As per the recent investigations of bankruptcy proceedings the FTX company received a personal loan of approximately $ 1 billion from Almendra research. In this issue, this is strange is Alameda Research was the sister company of the FTX platform.
Details about this personal loan issued by Alameda Research were disclosed in the news by the new CEO of the FTX platform John Ray III. The former CEO of FTX platform Sam bBankman Fried called also called SBF is seen as one of the culprits behind the fall of FTX platforms as there was and regulated monetary transaction between the sister company of the FTX platform.
Alameda Research which was considered to be one of the four companies which played a crucial role in the failure of the cryptocurrency exchange platform FTX is also one of the major companies that was having many loopholes in its balance sheet.
What is happening at the bankruptcy proceedings of FTX?

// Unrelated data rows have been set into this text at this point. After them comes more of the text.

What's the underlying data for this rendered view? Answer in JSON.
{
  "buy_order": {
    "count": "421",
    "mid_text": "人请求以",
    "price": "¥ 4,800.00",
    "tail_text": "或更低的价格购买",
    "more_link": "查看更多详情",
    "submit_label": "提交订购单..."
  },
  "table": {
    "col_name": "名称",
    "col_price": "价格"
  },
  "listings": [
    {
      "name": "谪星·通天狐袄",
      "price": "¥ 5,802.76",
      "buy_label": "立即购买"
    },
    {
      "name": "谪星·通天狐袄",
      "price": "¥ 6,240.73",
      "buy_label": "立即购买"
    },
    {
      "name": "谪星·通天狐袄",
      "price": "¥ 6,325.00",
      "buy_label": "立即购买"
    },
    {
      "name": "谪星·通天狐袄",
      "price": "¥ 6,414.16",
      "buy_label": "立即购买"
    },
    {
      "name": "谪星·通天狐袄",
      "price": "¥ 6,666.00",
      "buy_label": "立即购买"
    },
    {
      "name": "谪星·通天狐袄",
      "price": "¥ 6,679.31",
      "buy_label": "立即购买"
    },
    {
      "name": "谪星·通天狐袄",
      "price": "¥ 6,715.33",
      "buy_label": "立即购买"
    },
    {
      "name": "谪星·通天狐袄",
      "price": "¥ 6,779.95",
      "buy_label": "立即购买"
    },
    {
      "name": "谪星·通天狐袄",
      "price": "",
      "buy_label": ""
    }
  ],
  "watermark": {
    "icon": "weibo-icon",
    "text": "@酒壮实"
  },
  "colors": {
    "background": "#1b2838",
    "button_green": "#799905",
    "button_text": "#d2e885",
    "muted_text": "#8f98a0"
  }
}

During the bankruptcy proceeding of the FTX platform, John Ray III Announced all these declarations were disclosed as a part of additional financial amusements done by the SBF into the FTX platform. Furthermore, as per the bankruptcy proceedings documents Nishad Singh who was one of the directors of Engineering at FTX also received an amount, that is approximately $543 million as a loan from a sister company of the FTX platform that is Alameda Research.
Who is John Ray III?
John Ray III is working as a restructuring officer on the FTX platform as FTX has been undergoing bankruptcy proceedings in the US. before this John Ray III was also involved in putting out all the Mischiefs that happened in the iconic company Enron and he helped the company from falling its rock bottom during the recovery process of the company. He mentioned that throughout his career he has never seen the worst balance sheet and the performance of any company like the FTX platform.
The reports into the proceedings of bankruptcy for a platform have scheduled to work on the demise of an FTX platform in December after discussing it with the US house of financial services committee.
As per the recent reports of CoinGape, the FTX platform was having their affiliated relations with its sister company Almira Research and used millions of dollars of their customers into risky trades on the platform. These reports also claim that the FTX platform was having only $1 Billion of its liquid assets and this resulted in a monetary crunch at the platform and thereafter was platform had to file for bankruptcy.